I swear my husband is happier. He's slower to commit to that declaration, fearing that it's just the novelty of change. But he has more energy, he laughs more easily and he snaps less at the kids. He really loves being outside for most of the day, and they've really been enjoying the summer. He and Eldest have gotten up to some really cool things. They built an insect hotel (it just needs some roofing), a rustic sailboat, and a cardboard airplane (this may still be in the works, but I think they decided it just wouldn't fly. They've bought balsa gliders and other storebought flying things. One got caught in the wind, did a 180 and landed high in some trees, irretrievable. My parents brought an awesome hawk kite home from China a couple of years ago, and we've been too afraid to fly it. But after seeing some kite flyers a few weeks ago, they were inspired to go kite flying, and the hawk kite was amazing. They've discovered the National Film Board of Canada's website and have watched a whole bunch of animations by Norman McLaren, among other nature and geography documentaries.
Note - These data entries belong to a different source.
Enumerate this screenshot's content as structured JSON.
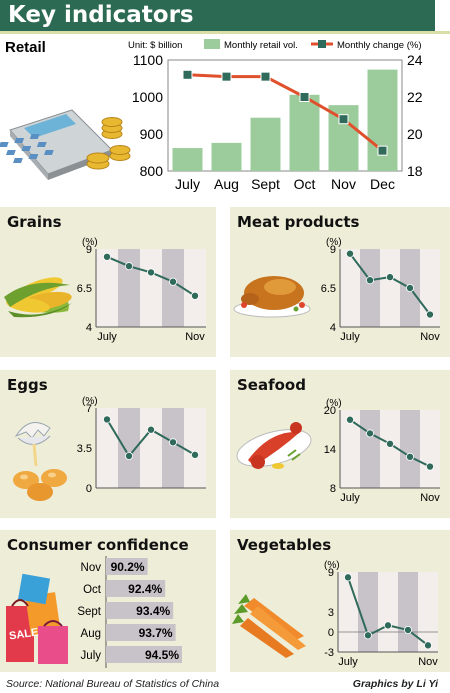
{
  "header": {
    "title": "Key indicators"
  },
  "colors": {
    "header_bg": "#2c6a54",
    "panel_bg": "#eeeed8",
    "bar_green": "#9ccc9c",
    "line_red": "#e0502c",
    "marker": "#2f6a5a",
    "stripe_dark": "#c8c3c8",
    "stripe_light": "#f3eeec",
    "small_line": "#2f6a5a",
    "confidence_bar": "#c8c3c8"
  },
  "icons": {
    "retail": "calculator-icon",
    "grains": "corn-icon",
    "meat": "roast-chicken-icon",
    "eggs": "eggs-icon",
    "seafood": "lobster-icon",
    "confidence": "shopping-bags-icon",
    "vegetables": "carrot-icon"
  },
  "footer": {
    "source": "Source: National Bureau of Statistics of China",
    "credit": "Graphics by Li Yi"
  },
  "chart_data": [
    {
      "id": "retail",
      "type": "bar",
      "title": "Retail",
      "unit_label": "Unit: $ billion",
      "legend": [
        "Monthly retail vol.",
        "Monthly change (%)"
      ],
      "categories": [
        "July",
        "Aug",
        "Sept",
        "Oct",
        "Nov",
        "Dec"
      ],
      "series": [
        {
          "name": "Monthly retail vol.",
          "type": "bar",
          "axis": "left",
          "values": [
            862,
            876,
            944,
            1006,
            978,
            1074
          ]
        },
        {
          "name": "Monthly change",
          "type": "line",
          "axis": "right",
          "values": [
            23.2,
            23.1,
            23.1,
            22.0,
            20.8,
            19.1
          ]
        }
      ],
      "ylim": [
        800,
        1100
      ],
      "yticks": [
        800,
        900,
        1000,
        1100
      ],
      "y2lim": [
        18,
        24
      ],
      "y2ticks": [
        18,
        20,
        22,
        24
      ],
      "grid": false
    },
    {
      "id": "grains",
      "type": "line",
      "title": "Grains",
      "unit_label": "(%)",
      "x_labels": [
        "July",
        "",
        "",
        "",
        "Nov"
      ],
      "values": [
        8.5,
        7.9,
        7.5,
        6.9,
        6.0
      ],
      "ylim": [
        4,
        9
      ],
      "yticks": [
        4,
        6.5,
        9
      ],
      "ytick_labels": [
        "4",
        "6.5",
        "9"
      ]
    },
    {
      "id": "meat",
      "type": "line",
      "title": "Meat products",
      "unit_label": "(%)",
      "x_labels": [
        "July",
        "",
        "",
        "",
        "Nov"
      ],
      "values": [
        8.7,
        7.0,
        7.2,
        6.5,
        4.8
      ],
      "ylim": [
        4,
        9
      ],
      "yticks": [
        4,
        6.5,
        9
      ],
      "ytick_labels": [
        "4",
        "6.5",
        "9"
      ]
    },
    {
      "id": "eggs",
      "type": "line",
      "title": "Eggs",
      "unit_label": "(%)",
      "x_labels": [
        "",
        "",
        "",
        "",
        ""
      ],
      "values": [
        6.0,
        2.8,
        5.1,
        4.0,
        2.9
      ],
      "ylim": [
        0,
        7
      ],
      "yticks": [
        0,
        3.5,
        7
      ],
      "ytick_labels": [
        "0",
        "3.5",
        "7"
      ]
    },
    {
      "id": "seafood",
      "type": "line",
      "title": "Seafood",
      "unit_label": "(%)",
      "x_labels": [
        "July",
        "",
        "",
        "",
        "Nov"
      ],
      "values": [
        18.5,
        16.4,
        14.8,
        12.8,
        11.3
      ],
      "ylim": [
        8,
        20
      ],
      "yticks": [
        8,
        14,
        20
      ],
      "ytick_labels": [
        "8",
        "14",
        "20"
      ]
    },
    {
      "id": "confidence",
      "type": "bar",
      "orientation": "horizontal",
      "title": "Consumer confidence",
      "categories": [
        "Nov",
        "Oct",
        "Sept",
        "Aug",
        "July"
      ],
      "values": [
        90.2,
        92.4,
        93.4,
        93.7,
        94.5
      ],
      "value_labels": [
        "90.2%",
        "92.4%",
        "93.4%",
        "93.7%",
        "94.5%"
      ],
      "xlim": [
        85,
        96
      ]
    },
    {
      "id": "vegetables",
      "type": "line",
      "title": "Vegetables",
      "unit_label": "(%)",
      "x_labels": [
        "July",
        "",
        "",
        "",
        "Nov"
      ],
      "values": [
        8.2,
        -0.5,
        1.0,
        0.3,
        -2.0
      ],
      "ylim": [
        -3,
        9
      ],
      "yticks": [
        -3,
        0,
        3,
        9
      ],
      "ytick_labels": [
        "-3",
        "0",
        "3",
        "9"
      ]
    }
  ]
}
They all come to visit me at lunch, and I nurse Youngest and get to connect with what they've done and what they're planning for the rest of the day. I ride my bike or walk most days, or they give me a ride if I'm feeling cruddy or if the weather is cruddy. Life is much easier with Husband at home and Eldest homeschooling than when we were both working, Husband out of town, and Eldest was in daycare. In the morning, it's only me who has to get out the door at a certain time. I think this is pretty dreamy.
Husband does a lot more cooking, and we've discovered he does amazing things with meat. In late May, we got a quarter of a grassfed beef. We lost some of it in a freezer malfunction, but still have a lot left, and he's been learning to cook the new cuts with aplomb. He makes the gluten-free muffins and granola I used to make, so Youngest and I can have snacks. He hasn't yet taken over the broth-making, although we haven't done much over the summer because I haven't wanted to heat up the house. I wonder if he will in the cooler weather.
All in all, life feels pretty sweet for the most part. Of course, I could do without some of the office politics stuff, but I work with some wonderful people who make me feel like a good person, and I enjoy the thinking and writing aspect of the job. I just wish it didn't take up so much time.
I've been harbouring a farm fantasy ever since I read Radical Homemakers and realized that there could be a different way to have a farm than the way my parents did. Although I have moments where I think, maybe we could just keep things as they are, the fantasy isn't really abating. Now that Husband is experiencing the joy of life at home without a lot of external schedules (some days anyways), he's seeing the value of my vision, and I think he's finally on board with the farm fantasy. This is a very good thing.
Obviously, with us having no real skills (other than my years of horse shit-shovelling experience), it's at least a year or two out. And in the meantime, the community garden experience offers good learning. We're also going to get chickens this fall, to see how we like having them. If/when we get a farm, I think I'd like to start with chickens, provided we enjoy working with them.
I keep reading and watching memoirs and shows about urban folks moving to the country to grow their own food, and there's one major gap in their stories. Nobody talks about the money, about how you finance this dream without debt, especially when you have children you need to feed, shelter and clothe and who can't earn their keep just yet. In our area, you can't even get an acre with a house for much less than half a million dollars. So I'm pretty sure the farm dream requires moving some distance away.
I remember when we were debating whether to try homeschooling with Eldest, we noticed that it's very hard to make a decision to try something that could be better or worse, when your current situation is ok. It's much easier to try something new when everything sucks. You don't have anything to lose. But if things are ok, even nice, you stand to lose a lot. Especially if it involves moving across the province to a place where you don't know anyone.
Last fall I went to a parenting workshop with Ingrid Bauer. And she said, "This is sweet. And yet I want to reach for something sweeter." That's where I'm at, I think.
As sweet as life is at the moment, I don't want to sit at a desk for eight hours a day. I think three or maybe four hours, maybe every other day, would be perfect. I'm not the kind of person who goes outside for the sake of going outside in the winter. But if I have animals to feed, I'll enjoy it when I have to. I enjoy the forced observation of the garden and feeling my body move. I want more of all that. I'm hoping to blog more about this process of learning and transformation, but that just seems to get squeezed out. If I'm honest, it probably doesn't help that this space doesn't answer back.